Rum Journal: Tasting Guadeloupe’s Montebello Rhum Blanc


IF YOU love the rhums agricoles of the French Caribbean, you know that the famous Ti’ Punch isn’t just a cocktail – it’s a religion.

That’s certainly the case in the archipelago of Guadeloupe, one of the rum-production centres of the region, where you’ll find a different preferred Ti’ Punch in almost every commune.

But there’s only one ingredient that ever changes: the rhum, which, along with a quarter lime and some fresh cane sugar makes up the French Caribbean’s most popular mix.

Either way, the rhum used is always a powerful rhum blanc, or white rum, typically with an alcohol by volume of more than 50 percent.

For this edition of Rum Journal, we tasted Rhum Montebello, which is made at Distillerie Carrere in the area of Petit-Bourg on the lush island of Basse-Terre.
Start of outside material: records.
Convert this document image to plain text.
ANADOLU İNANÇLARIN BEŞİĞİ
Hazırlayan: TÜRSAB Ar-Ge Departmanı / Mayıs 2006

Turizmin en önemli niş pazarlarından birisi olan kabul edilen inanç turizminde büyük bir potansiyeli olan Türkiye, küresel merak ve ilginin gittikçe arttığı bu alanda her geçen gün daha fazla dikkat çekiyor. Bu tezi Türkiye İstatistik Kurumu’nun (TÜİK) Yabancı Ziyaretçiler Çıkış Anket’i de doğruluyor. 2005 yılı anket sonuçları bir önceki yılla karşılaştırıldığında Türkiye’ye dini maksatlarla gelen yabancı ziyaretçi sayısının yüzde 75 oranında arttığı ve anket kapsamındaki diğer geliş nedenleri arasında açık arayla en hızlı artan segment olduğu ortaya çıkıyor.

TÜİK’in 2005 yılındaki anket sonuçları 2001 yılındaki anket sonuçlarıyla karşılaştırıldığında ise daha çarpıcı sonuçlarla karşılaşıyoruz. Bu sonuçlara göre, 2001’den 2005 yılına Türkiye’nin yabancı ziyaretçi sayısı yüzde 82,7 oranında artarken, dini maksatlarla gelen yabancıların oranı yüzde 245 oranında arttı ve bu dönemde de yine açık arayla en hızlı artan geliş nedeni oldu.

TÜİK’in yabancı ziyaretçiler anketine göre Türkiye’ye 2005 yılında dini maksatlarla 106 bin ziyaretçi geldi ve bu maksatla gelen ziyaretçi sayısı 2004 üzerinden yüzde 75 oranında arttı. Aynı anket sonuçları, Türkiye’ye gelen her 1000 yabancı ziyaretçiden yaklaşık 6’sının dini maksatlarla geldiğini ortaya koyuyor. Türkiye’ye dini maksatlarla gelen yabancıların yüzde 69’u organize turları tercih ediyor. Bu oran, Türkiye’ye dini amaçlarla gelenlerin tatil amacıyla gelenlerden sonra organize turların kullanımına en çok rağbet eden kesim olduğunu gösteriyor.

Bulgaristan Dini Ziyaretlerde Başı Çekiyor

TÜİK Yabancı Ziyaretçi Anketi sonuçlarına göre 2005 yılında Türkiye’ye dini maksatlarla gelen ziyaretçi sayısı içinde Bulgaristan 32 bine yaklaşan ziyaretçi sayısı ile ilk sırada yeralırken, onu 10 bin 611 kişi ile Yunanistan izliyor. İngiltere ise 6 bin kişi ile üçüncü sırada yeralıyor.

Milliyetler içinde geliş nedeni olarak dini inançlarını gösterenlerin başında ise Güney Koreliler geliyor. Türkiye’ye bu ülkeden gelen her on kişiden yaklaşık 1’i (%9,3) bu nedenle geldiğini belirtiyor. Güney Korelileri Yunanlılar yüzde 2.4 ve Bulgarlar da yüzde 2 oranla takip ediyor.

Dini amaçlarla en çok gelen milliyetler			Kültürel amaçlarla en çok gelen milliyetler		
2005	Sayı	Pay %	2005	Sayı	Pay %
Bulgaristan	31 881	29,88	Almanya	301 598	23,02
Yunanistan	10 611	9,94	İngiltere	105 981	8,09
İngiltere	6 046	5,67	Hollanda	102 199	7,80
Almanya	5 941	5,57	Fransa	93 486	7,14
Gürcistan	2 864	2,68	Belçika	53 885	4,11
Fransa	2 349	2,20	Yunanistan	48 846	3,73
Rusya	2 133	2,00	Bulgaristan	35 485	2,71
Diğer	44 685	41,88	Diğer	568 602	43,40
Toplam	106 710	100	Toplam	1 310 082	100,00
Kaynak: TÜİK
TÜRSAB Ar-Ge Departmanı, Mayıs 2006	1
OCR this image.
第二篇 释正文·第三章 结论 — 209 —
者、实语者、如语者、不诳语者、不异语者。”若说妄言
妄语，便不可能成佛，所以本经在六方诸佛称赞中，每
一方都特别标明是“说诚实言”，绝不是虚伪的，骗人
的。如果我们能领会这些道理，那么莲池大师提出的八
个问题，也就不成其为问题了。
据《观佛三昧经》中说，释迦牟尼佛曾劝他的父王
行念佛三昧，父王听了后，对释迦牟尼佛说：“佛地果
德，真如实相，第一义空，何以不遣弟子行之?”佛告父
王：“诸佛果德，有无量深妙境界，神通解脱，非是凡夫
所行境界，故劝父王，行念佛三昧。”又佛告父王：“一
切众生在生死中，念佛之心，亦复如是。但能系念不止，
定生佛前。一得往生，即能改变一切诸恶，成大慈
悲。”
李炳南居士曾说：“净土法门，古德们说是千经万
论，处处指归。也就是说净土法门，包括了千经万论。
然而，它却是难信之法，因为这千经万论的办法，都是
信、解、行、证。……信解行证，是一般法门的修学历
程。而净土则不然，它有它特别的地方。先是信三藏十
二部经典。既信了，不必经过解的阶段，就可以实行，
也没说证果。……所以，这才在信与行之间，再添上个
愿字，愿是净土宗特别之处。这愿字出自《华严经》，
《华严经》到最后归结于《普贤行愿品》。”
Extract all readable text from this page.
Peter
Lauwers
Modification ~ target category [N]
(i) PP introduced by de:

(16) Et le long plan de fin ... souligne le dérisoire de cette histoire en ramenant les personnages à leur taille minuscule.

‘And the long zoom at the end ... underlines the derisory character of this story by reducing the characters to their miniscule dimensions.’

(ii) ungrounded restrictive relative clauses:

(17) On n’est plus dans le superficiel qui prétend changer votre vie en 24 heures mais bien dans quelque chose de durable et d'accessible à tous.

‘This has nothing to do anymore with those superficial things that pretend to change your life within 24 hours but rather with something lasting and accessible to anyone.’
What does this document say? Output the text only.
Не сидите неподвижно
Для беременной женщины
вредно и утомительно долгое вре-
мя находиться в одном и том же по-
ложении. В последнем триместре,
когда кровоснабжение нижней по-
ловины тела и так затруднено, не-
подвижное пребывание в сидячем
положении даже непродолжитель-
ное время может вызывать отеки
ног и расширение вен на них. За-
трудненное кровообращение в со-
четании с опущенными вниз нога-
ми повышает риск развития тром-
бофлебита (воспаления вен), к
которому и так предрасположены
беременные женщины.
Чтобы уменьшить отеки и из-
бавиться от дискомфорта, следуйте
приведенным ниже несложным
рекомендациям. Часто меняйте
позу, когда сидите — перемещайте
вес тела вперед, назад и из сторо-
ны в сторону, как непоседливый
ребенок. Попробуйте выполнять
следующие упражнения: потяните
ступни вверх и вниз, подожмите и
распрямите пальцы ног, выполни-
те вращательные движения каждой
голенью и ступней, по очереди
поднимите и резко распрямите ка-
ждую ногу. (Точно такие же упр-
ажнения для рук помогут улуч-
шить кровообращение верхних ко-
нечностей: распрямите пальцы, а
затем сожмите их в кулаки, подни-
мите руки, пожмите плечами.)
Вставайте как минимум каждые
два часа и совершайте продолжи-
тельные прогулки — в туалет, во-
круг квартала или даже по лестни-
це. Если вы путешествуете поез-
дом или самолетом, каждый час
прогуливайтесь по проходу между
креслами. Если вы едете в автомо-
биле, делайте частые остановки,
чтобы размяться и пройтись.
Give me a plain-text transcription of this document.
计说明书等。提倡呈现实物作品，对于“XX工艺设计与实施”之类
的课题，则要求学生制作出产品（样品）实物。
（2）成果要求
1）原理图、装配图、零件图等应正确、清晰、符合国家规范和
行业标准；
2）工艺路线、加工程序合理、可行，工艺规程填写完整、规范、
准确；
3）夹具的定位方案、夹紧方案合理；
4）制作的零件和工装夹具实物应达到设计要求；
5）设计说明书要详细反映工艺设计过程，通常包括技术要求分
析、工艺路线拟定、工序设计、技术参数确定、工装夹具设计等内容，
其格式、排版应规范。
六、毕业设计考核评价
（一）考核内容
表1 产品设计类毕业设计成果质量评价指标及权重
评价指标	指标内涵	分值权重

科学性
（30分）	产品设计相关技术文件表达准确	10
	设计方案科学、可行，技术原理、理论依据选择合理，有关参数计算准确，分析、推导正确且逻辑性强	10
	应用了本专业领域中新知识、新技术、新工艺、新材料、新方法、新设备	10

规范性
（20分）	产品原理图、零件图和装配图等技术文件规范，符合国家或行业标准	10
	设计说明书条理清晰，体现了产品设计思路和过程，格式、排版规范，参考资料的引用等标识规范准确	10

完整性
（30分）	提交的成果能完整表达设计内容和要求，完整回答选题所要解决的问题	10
In contrast to some other rhum blancs from Guadeloupe, Montebello is noticeably less floral, with a stronger character and more powerful notes of raw sugar cane and citrus.

When placed into the Ti’ Punch, it fuses rather well with the lime and sugar (particularly due to the already-present citrus notes), while never ceasing to remind of its bold, pure identity.

We recommend it with some sugar, lime and, preferably, near some palm trees in Basse-Terre.